Saturday, September 19, 2009

Sleeping Like a Baby


I sleep like a baby these days.  I wake up every two hours crying and demanding food.  Right now, for added fun, I'm battling sinus headaches.  Usually the act of chewing will help clear things up for a bit.  So, not only does food quiet my stomach, it also helps my head.  Usually.  Tonight is bad.  Tonight I wonder how much one little decongestant can hurt.  I mean, really.  But no.  If I give in now, by the end of my pregnancy I'll be washing down my vicodin with Jack Daniels after smoking a pack of Camels, filters removed.  Then I'll really sleep.

Being pregnant is more or less what I expected, save for the crazy hunger.  I have no tolerance for pain and am pretty much a Nance, so I never could see myself as one of them gals that "glows" and has a cute little tummy.  Nope, to hear and see me when I wake up you'd think I was about to birth the baby tomorrow.  I come staggering into work looking like I had a bit too much fun the night before.  I run through a catalog of foodstuffs in my mind trying to figure out what sounds least repulsive.  Even eggs, which have slightly less flavor than white bread, frequently make my stomach turn.

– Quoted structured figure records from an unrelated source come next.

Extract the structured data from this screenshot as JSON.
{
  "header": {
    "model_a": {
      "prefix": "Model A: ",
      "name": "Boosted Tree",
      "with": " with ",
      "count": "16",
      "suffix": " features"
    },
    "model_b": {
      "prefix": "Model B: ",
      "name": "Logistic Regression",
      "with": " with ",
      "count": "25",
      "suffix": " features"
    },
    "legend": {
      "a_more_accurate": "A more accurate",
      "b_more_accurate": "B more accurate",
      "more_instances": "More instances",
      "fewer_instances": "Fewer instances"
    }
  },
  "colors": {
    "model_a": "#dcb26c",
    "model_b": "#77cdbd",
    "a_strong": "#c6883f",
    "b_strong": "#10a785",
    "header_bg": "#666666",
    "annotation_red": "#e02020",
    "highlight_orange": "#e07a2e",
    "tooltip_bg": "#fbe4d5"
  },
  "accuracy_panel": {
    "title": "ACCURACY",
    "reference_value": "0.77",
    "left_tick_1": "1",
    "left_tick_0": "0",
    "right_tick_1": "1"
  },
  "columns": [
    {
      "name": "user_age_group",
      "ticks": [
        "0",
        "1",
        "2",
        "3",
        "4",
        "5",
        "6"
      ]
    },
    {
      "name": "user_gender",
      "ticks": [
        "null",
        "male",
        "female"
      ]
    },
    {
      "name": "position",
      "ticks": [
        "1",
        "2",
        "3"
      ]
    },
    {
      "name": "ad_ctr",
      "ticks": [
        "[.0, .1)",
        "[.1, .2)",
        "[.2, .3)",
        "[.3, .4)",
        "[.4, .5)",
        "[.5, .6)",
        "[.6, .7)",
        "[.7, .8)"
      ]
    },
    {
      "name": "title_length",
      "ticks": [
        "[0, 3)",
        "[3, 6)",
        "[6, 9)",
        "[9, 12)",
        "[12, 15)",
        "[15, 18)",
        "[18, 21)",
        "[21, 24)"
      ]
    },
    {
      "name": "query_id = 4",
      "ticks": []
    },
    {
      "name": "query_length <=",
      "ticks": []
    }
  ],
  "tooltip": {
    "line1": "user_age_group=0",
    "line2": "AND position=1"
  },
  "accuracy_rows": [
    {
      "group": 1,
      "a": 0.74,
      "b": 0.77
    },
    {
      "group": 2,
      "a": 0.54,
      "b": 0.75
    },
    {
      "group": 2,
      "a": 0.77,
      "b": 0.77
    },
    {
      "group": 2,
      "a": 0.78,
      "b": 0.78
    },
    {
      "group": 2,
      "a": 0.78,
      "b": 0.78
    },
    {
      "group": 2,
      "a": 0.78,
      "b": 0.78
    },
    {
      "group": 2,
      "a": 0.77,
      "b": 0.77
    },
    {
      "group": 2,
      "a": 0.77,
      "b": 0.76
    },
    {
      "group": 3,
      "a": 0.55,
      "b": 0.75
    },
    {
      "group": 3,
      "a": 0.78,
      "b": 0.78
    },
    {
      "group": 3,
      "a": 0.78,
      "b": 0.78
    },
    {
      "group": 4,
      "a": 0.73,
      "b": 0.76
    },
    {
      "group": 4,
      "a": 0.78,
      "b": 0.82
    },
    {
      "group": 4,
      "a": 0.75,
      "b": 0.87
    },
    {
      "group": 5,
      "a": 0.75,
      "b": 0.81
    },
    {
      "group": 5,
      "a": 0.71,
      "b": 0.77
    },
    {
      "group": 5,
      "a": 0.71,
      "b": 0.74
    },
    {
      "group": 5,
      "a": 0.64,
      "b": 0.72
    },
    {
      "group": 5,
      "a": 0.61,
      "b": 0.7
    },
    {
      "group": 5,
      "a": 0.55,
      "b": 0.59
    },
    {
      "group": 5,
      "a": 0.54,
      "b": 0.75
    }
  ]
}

I keep trying to remind myself that it's all worth it.  I'm sure I'll come around.  Once I hear the heartbeat and see the first blobby images on the ultrasound will reinforce that yes, this is due to a little one growing inside me.  Right now I don't feel pregnant.  I don't feel moving.  I'm not showing.  It's still a little abstract.  And someday when I have an elbow in my ribcage and foot on my bladder I'll wax nostalgic for these days.  I guess I just need to appreciate where I am.